Utilization rate is another key measurement, referring to the amount of forage that is available for consumption. This rate will be a percentage of the total amount of forage, as some is ruined through trampling or soiling by the livestock.
Grazing Management Practices
The grazing management practice that the herd manager selects will impact the forage and livestock production. Two common management methods include continuous grazing and rotational grazing. In continuous grazing, the whole pasture is grazed for long periods of time, sometimes as long as the entire growing season. With this method, controlling the forage growth becomes more difficult, and the forage may be underutilized. However, less fencing is required and animals have more space to roam. The key to successful continuous grazing is finding the optimal grazing pressure. Since the pasture area is fixed, the stocking rate will need to be changed to influence the grazing pressure.

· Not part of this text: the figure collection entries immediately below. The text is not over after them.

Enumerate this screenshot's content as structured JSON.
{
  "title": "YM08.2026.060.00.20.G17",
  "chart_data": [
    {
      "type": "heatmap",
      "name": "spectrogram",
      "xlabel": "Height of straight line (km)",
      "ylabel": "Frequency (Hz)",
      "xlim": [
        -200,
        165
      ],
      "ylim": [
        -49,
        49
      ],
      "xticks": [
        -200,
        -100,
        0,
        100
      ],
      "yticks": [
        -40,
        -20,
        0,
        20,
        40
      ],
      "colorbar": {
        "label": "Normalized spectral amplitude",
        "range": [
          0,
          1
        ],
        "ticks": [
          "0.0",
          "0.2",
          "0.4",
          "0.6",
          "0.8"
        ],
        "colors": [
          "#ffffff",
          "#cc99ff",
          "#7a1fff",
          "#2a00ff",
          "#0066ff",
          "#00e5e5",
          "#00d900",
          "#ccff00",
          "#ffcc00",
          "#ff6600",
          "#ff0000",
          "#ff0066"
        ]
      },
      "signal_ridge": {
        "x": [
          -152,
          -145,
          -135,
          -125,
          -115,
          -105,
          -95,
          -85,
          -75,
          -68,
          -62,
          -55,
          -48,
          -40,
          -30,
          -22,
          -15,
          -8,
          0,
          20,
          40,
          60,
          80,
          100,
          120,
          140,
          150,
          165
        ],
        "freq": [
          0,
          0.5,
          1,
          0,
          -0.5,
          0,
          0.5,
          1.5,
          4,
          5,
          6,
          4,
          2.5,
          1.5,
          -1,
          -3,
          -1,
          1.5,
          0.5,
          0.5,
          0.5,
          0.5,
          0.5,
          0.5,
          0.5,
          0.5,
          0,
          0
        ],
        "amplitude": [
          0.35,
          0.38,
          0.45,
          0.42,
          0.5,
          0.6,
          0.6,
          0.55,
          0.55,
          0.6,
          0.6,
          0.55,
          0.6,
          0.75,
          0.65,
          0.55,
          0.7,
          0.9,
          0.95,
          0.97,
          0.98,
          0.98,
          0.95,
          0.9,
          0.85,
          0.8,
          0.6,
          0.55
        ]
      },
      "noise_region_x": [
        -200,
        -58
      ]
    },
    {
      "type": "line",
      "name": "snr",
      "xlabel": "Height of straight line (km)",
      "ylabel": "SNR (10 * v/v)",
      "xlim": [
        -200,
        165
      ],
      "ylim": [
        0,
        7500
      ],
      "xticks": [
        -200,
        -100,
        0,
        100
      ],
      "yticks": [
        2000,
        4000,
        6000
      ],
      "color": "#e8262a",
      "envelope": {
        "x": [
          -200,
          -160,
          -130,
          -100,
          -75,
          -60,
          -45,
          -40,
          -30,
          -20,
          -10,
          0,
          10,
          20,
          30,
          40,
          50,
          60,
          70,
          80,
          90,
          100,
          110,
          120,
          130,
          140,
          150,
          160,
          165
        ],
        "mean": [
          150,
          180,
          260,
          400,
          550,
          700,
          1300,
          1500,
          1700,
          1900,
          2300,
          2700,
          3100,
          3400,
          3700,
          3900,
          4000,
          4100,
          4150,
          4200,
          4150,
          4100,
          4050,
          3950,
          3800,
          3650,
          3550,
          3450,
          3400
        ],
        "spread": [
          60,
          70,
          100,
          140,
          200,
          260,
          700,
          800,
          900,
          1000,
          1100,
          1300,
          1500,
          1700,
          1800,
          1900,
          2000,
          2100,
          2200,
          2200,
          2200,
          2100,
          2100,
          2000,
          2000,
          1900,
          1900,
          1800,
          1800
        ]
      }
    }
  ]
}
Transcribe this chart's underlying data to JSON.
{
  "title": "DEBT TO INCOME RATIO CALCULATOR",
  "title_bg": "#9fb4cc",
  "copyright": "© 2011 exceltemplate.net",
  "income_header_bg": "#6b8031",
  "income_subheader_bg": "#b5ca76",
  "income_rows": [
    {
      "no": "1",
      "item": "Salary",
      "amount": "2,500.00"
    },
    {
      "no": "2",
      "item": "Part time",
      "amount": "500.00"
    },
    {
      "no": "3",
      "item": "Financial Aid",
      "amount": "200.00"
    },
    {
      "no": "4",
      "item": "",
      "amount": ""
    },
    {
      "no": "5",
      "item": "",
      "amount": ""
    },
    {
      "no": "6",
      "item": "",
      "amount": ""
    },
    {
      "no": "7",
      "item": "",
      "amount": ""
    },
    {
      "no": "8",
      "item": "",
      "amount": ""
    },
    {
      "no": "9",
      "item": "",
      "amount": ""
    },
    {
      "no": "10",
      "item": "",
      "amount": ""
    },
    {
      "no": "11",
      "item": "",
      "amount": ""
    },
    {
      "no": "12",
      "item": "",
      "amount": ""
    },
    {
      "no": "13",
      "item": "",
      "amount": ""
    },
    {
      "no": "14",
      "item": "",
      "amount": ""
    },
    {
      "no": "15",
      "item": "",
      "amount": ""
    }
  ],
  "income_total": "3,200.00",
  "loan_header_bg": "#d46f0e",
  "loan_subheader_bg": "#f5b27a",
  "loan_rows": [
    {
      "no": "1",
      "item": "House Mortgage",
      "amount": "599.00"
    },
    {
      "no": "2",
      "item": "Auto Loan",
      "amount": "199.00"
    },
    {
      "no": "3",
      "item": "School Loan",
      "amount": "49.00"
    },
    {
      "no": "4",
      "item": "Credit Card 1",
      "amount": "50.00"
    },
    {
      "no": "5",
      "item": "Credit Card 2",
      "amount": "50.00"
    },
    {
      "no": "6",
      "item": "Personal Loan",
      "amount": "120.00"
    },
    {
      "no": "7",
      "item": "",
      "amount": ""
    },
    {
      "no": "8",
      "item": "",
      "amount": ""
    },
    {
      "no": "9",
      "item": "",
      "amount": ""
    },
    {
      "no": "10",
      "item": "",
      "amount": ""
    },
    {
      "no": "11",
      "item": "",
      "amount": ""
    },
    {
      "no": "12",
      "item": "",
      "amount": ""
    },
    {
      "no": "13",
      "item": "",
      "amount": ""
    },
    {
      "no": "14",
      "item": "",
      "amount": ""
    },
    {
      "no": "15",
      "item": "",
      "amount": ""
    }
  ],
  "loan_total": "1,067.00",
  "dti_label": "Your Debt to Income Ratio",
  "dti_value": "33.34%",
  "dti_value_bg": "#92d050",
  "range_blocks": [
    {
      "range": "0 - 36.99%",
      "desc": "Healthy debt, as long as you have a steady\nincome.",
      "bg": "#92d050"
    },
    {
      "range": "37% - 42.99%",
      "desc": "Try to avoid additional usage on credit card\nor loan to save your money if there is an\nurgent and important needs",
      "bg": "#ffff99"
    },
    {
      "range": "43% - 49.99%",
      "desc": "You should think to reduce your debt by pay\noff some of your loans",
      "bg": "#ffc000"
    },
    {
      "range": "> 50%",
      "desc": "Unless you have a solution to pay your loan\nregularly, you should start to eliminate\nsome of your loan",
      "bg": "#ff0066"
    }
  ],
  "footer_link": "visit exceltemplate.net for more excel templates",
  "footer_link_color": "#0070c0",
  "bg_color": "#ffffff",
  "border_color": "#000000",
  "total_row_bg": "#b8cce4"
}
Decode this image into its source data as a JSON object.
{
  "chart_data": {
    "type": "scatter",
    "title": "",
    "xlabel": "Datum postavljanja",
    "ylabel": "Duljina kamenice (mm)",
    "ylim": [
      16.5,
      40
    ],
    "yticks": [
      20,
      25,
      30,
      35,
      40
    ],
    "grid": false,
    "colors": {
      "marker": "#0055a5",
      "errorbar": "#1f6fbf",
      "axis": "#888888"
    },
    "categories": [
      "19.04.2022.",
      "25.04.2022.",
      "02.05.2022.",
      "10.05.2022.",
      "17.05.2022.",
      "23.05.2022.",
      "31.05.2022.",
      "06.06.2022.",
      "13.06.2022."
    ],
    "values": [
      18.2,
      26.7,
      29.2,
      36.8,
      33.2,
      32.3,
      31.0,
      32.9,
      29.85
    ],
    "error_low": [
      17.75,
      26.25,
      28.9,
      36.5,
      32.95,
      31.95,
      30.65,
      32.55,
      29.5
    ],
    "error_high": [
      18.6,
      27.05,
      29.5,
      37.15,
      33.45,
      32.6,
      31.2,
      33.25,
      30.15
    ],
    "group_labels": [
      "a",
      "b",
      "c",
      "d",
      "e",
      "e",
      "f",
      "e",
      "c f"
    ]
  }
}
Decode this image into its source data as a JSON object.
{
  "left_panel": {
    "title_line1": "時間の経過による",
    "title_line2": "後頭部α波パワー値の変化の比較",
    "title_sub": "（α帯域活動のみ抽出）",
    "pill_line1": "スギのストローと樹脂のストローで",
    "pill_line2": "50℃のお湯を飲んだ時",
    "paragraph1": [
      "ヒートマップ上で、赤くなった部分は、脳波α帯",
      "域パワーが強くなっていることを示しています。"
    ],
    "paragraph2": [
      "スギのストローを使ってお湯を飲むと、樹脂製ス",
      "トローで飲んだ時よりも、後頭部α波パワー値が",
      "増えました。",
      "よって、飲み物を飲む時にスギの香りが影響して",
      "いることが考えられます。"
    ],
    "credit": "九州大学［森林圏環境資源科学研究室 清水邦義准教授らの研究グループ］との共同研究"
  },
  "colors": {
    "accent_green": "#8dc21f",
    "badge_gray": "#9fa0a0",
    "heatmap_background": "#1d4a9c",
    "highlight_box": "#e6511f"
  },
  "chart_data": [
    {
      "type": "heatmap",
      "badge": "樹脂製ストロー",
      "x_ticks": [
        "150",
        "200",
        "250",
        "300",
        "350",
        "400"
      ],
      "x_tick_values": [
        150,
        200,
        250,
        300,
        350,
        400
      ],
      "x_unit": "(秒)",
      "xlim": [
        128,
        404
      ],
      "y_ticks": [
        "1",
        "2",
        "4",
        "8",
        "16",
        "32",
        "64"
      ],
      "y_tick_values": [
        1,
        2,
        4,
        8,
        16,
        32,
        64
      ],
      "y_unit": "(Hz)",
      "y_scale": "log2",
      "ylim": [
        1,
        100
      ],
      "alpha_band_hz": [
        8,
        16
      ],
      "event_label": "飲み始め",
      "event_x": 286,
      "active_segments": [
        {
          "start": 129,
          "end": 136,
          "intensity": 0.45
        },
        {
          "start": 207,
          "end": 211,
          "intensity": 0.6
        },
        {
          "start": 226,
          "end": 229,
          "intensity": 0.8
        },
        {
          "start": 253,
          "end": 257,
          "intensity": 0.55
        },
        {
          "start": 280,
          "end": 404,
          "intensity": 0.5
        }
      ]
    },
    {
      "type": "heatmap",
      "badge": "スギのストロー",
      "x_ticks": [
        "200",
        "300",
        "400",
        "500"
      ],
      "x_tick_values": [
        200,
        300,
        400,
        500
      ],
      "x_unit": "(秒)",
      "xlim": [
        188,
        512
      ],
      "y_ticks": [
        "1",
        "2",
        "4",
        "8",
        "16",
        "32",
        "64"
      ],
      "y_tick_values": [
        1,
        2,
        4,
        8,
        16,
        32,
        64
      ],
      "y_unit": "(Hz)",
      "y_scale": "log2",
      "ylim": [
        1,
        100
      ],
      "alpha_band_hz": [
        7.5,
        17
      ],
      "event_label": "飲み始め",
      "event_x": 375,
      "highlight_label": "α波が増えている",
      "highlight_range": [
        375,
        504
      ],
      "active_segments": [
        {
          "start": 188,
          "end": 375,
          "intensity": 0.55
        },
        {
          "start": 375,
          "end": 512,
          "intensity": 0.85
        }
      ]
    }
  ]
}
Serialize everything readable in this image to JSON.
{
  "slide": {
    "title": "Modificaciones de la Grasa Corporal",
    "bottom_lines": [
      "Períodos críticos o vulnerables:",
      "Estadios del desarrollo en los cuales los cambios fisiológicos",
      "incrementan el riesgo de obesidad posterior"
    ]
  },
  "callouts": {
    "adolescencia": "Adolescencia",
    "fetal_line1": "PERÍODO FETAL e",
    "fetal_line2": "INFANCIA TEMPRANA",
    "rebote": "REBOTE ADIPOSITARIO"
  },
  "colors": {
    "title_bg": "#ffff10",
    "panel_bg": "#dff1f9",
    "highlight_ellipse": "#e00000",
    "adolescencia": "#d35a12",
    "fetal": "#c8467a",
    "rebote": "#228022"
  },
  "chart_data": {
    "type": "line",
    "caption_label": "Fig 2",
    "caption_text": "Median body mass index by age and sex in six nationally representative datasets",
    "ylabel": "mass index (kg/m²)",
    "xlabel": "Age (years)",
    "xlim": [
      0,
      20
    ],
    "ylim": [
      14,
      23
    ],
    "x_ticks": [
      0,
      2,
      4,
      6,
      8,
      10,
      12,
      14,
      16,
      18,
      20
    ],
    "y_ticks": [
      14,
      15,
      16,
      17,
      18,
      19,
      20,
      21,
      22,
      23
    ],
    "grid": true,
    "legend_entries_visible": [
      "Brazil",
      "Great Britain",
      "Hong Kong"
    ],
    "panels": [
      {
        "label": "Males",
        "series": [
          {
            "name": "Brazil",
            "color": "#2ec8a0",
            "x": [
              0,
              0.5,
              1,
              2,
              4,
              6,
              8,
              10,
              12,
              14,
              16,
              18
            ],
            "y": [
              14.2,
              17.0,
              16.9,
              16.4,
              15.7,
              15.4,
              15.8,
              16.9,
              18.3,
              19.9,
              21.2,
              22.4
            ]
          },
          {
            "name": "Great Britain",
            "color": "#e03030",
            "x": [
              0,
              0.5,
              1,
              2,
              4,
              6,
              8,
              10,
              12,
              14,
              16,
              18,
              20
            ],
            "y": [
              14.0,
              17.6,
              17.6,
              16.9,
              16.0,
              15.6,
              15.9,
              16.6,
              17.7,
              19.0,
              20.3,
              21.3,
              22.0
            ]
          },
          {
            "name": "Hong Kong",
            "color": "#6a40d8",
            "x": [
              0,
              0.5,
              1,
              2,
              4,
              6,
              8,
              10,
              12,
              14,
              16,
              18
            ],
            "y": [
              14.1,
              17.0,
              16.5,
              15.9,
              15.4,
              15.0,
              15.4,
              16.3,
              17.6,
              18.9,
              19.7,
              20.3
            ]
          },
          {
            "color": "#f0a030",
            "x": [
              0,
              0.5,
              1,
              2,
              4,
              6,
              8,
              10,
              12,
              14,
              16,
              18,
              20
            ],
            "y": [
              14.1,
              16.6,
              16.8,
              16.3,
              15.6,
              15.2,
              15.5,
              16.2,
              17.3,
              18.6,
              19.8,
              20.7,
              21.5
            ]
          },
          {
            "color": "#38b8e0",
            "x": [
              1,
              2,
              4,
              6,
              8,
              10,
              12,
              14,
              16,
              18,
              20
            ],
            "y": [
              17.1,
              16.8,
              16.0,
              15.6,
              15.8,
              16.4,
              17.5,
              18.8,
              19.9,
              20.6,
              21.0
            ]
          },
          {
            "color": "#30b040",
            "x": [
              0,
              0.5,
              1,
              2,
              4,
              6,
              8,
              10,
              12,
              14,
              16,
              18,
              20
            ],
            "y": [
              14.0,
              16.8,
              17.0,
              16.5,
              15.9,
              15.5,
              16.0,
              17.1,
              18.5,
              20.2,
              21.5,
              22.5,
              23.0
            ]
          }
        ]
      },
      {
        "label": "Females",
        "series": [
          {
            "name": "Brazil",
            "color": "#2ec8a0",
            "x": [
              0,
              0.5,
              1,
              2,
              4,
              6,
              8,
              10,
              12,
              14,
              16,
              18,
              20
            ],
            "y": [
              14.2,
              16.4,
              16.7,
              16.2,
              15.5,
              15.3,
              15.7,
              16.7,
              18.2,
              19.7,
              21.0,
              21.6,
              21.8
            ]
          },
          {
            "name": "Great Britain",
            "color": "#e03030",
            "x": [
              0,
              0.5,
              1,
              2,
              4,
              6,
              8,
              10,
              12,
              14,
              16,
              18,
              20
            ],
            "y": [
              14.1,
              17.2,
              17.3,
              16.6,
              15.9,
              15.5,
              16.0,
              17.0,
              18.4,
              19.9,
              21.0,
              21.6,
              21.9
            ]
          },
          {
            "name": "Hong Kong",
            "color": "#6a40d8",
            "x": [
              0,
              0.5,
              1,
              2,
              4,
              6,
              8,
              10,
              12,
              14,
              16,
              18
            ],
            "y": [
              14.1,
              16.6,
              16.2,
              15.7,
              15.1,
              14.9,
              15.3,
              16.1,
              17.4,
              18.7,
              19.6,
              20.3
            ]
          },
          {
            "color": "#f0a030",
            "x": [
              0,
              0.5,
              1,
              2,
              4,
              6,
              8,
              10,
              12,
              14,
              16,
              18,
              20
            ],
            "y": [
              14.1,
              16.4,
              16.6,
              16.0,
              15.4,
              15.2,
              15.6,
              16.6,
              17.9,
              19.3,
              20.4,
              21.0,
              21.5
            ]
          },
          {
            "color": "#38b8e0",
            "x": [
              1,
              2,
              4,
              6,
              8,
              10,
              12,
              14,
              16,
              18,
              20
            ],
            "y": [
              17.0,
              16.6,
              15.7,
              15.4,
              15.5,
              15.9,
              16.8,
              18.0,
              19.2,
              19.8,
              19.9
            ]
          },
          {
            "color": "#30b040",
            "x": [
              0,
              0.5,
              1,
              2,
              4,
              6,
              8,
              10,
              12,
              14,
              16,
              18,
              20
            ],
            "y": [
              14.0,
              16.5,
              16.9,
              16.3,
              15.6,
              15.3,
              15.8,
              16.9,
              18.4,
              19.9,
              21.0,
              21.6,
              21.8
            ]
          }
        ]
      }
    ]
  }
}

With rotational grazing, the farmer divides the pasture into several paddocks using fencing. The livestock spend a grazing period in one paddock, where the forage is quickly grazed off depending on the sub-pasture size. Rotational grazing usually means higher stocking rates, so the farmer will need to monitor the grass height to determine the length of the grazing period. When this period ends, the pasture is allowed to rest for regrowth. The livestock are moved to the next paddock to continue grazing. Depending on the time of year, temperature, and rainfall, the resting period for a paddock can be anywhere from two to eight weeks.
Other methods of grazing management include creep grazing and mixed grazing. Creep grazing gives young animals priority access to fresh paddocks, excluding mature animals for some time. Mixed grazing is having two or more classes of livestock grazing on the same pasture, which can often improve forage utilization due to the feeding preferences of different animals.